Home The Multiple Truths of Big Data

The Multiple Truths of Big Data

Last week, Forrester Research tries to grok Big Data with a report entitled, Expand Your Digital Horizon With Big Data. And while it is somewhat amusing to see how they approach the topic as they would a new network router or new version of Office, ultimately the report falls somewhat flat, especially for those of us that have been using these tools and writing about the subject for many years now.

While you can obtain the report here for $500 or if you are a client of theirs, I’ll save you the money and highlight just a few areas that are of interest. You can also check out Brian Hopkins’ blog entry here (he was one of the co-authors).

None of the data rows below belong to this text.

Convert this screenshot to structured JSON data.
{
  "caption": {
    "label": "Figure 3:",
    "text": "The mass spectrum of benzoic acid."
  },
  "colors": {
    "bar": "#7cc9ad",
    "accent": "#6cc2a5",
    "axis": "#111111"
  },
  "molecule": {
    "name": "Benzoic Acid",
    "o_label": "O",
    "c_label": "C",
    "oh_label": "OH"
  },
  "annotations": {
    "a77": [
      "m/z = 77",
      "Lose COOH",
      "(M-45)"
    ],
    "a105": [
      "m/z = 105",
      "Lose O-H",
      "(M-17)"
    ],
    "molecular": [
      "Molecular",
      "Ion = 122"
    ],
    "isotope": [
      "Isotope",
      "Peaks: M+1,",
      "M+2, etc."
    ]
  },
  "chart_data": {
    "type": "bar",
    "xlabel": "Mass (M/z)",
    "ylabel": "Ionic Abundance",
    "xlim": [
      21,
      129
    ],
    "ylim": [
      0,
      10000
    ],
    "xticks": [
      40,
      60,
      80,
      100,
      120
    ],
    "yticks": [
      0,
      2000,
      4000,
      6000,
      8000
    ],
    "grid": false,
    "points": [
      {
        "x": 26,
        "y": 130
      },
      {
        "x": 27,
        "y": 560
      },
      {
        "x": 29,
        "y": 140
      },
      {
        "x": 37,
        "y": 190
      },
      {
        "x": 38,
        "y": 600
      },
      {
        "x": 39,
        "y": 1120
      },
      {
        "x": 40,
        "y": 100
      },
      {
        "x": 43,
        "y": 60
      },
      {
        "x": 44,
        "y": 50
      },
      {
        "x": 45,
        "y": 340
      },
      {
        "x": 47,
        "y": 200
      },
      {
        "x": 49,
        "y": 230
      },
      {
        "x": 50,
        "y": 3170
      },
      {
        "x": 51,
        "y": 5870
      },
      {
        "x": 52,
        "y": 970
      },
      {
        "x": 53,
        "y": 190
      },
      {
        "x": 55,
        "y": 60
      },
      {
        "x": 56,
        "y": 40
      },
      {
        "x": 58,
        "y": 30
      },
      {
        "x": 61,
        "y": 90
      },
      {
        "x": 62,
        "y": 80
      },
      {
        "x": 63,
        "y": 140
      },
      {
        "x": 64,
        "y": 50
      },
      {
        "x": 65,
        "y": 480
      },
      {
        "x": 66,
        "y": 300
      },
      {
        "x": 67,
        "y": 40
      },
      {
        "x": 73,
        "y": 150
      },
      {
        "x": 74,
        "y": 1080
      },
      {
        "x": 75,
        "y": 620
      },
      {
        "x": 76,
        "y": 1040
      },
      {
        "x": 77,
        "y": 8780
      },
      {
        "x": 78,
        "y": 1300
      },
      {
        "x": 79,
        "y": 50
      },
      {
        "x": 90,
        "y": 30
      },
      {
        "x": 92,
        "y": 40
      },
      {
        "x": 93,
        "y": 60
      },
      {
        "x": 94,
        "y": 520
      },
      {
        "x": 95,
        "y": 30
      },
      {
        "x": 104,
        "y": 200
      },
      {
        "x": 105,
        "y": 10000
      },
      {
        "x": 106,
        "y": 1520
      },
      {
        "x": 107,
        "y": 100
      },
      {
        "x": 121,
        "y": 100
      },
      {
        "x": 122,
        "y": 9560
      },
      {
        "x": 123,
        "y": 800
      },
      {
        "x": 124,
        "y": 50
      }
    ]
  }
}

The report mentions five common Big Data usage patterns, as you can see in the table below. Some of these are just common sense, and already deployed by many companies across the Internet.

There were some insightful things to consider, though.

  • First, it isn’t just a matter of scaling up your existing databases, although that can be a temporary fix to your performance problems. The best Big Data solutions are where you need new ways of thinking about your data that just throwing hardware at things isn’t going to help. You might need to visualize your data in different ways, or start asking different questions.
  • Second, you may have multiple truths you are going after. Many firms depend on a single consistent version of the truth stemming from a centralized data repository, the report states. That might not be possible as your data scales up and is subject to different interpretations, or what Forrester calls localized or relative truths. Perhaps we need some kind of Colbert-like truthiness metric to figure this all out.
  • Third, you don’t always have perfect business process knowledge. The more complex your business processes, the less you might really understand their relationships, and Big Data can be handy at revealing these insights and help firms deal with processes that can’t be easily tamed.
  • Finally, speed can trump accuracy. “Sometimes two plus two can equal 3.9, and that is good enough,” they state. For certain kinds of analysis, being able to quickly respond to a competitive threat, or to design a new marketing campaign to counter a Twitter-storm of protests, is more important than being spot on. 

One thing is clear: Big Data is here to stay, and firms who haven’t yet dipped their toes into this pool will be at a disadvantage in the coming years.